Findings support an allostatic model in which stressors, including experiences with racism and discrimination, influence primary allostatic mediators, even as early as age 20. At first glance, observing significant interactions with race lends to the argument that allostatic processes operate differently in Whites than Blacks. Our view is that race differences in HPA functioning reflect that stressors exposure is not equally distributed across the population, with Blacks and Whites representing different parts of the distribution of stressors. Examining race differences has provided an important glance into the impact of the cumulative burden of stress. Higher stress exposure, nevertheless, did not fully account for observed race differences, suggesting that more work needs to be done to understand the nature of health disparities. Better understanding of which stressors influence HPA regulation most for Blacks requires more attention to the full range of experiences and environments, and how HPA regulation develops over time in response to those experiences.

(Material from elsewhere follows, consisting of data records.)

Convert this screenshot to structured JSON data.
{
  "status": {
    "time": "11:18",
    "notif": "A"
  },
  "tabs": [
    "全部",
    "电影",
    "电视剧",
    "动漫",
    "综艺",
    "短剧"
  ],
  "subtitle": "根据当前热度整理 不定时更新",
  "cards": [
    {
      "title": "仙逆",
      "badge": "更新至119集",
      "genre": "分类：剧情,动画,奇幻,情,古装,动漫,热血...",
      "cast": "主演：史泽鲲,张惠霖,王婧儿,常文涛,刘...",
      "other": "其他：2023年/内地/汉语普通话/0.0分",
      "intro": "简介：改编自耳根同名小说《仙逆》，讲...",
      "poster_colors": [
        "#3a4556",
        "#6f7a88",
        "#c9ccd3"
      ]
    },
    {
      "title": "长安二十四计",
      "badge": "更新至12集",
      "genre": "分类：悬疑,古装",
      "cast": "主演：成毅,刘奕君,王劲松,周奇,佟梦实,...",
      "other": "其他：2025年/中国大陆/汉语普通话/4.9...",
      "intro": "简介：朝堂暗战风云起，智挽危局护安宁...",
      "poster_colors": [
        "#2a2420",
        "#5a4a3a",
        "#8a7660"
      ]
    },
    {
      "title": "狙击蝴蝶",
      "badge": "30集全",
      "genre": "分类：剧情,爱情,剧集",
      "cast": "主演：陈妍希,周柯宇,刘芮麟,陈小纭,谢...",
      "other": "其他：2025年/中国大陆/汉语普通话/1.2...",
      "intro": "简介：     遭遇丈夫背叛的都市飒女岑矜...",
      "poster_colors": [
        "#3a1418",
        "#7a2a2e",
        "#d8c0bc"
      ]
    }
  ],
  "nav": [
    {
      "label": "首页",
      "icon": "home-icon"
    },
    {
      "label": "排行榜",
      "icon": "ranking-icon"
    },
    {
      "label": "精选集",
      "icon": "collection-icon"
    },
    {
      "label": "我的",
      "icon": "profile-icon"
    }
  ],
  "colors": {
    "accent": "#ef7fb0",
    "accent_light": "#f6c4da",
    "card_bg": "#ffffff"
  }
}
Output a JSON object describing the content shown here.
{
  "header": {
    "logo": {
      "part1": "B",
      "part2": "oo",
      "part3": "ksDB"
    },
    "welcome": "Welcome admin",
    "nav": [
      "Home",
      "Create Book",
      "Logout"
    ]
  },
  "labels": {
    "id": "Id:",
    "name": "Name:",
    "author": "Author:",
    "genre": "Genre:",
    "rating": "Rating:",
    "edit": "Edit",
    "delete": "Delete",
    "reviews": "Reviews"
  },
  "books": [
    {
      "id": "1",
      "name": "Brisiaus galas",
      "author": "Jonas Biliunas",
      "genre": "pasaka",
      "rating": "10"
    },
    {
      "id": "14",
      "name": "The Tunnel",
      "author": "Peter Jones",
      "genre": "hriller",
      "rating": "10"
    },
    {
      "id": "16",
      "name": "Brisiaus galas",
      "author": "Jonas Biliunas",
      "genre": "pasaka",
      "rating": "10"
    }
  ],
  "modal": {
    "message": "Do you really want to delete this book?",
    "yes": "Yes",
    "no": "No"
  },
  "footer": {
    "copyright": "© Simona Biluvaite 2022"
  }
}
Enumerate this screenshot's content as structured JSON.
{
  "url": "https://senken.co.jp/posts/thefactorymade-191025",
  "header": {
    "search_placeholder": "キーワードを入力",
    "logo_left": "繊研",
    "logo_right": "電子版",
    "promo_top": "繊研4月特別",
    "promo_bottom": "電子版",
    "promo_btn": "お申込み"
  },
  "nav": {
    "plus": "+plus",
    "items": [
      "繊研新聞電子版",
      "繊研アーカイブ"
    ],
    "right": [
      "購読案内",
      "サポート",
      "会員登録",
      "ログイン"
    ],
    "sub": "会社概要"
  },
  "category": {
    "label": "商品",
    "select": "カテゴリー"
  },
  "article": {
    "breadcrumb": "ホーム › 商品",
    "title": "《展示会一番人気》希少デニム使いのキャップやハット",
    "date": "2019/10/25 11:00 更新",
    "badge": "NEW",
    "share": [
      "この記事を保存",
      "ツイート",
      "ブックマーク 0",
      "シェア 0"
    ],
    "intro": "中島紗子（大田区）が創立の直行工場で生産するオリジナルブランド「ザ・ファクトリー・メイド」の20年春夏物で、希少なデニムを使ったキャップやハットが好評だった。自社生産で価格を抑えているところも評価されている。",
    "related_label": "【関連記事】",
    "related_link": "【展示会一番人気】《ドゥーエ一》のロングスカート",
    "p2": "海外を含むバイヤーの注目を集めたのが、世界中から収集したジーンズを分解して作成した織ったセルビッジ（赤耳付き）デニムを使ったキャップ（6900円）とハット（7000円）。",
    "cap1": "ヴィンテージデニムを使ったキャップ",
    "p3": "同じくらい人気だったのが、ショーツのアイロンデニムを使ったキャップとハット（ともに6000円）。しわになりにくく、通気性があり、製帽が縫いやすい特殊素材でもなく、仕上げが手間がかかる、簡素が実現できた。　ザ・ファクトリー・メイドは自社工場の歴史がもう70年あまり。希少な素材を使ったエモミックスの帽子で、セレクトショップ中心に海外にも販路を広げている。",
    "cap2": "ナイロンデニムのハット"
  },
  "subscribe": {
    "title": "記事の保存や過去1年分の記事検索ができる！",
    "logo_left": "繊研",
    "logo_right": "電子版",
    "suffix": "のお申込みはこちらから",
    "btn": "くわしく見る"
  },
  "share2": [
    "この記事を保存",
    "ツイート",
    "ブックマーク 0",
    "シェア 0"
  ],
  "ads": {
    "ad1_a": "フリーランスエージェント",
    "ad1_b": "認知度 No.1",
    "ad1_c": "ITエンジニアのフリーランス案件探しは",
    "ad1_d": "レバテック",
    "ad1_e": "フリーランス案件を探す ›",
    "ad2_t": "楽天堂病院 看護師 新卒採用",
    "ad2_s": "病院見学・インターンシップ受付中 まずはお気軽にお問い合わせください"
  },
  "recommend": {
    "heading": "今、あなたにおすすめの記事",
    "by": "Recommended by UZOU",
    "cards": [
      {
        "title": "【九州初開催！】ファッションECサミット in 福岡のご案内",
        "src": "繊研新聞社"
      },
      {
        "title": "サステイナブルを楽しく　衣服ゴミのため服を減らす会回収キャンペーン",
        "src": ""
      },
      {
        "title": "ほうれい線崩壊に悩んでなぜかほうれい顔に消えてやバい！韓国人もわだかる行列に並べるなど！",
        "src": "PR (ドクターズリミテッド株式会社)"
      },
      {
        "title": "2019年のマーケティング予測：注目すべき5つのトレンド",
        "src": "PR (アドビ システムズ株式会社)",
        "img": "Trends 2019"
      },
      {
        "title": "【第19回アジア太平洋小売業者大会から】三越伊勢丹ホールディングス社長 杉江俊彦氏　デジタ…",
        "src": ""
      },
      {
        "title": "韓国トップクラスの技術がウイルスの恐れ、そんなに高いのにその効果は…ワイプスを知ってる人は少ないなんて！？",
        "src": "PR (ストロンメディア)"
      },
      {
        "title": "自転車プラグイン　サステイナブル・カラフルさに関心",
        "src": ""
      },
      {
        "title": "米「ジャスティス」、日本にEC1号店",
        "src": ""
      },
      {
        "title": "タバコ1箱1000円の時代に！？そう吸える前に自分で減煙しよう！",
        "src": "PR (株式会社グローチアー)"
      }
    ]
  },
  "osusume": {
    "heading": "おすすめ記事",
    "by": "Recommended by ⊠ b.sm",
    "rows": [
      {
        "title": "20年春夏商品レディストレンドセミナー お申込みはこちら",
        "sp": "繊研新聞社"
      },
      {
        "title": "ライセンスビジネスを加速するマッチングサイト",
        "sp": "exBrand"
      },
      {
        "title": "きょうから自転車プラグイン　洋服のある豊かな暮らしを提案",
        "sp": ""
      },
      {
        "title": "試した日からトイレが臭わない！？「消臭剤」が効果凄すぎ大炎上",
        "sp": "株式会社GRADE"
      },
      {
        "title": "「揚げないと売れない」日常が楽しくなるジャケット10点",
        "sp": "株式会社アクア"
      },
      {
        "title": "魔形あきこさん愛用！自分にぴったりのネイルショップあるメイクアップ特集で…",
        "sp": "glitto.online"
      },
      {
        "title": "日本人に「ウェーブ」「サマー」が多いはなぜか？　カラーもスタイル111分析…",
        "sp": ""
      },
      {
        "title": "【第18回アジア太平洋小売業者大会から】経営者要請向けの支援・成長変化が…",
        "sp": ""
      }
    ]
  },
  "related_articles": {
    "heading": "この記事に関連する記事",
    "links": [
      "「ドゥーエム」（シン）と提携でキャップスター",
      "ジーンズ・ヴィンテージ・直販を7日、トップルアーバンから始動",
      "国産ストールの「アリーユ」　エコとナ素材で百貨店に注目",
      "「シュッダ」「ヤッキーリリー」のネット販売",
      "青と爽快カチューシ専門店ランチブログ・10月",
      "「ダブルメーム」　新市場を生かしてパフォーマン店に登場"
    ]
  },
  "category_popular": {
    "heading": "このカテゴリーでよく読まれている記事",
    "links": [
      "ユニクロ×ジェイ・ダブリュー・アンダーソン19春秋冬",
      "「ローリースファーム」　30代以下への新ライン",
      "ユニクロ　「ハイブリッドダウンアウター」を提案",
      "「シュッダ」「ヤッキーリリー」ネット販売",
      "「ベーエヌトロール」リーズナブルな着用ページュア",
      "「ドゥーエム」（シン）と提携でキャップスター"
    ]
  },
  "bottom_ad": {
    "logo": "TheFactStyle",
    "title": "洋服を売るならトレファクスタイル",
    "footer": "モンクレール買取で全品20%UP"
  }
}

Regardless of race, HPA functioning had implications for mental health outcomes. Lower cortisol and flattened diurnal rhythms were associated with poorer mental health outcomes. While blunted physiological activity may buffer the individual from the stressors in their environment, the trade-off is that some individuals with blunted HPA functioning may be at risk for poor mental health outcomes, especially problems which reflect a propensity toward punishment insensitivity and reward dependency.

Figure 4.

A. Nonlinear association of Frequency of Antisocial Behavior on Cortisol Levels. B. Interaction between Race and Antisocial Self-Description showed lower cortisol was associated with Antisocial Behavior within Whites. The association was nonlinear for Blacks, with the most Antisocial Blacks having the highest cortisol levels.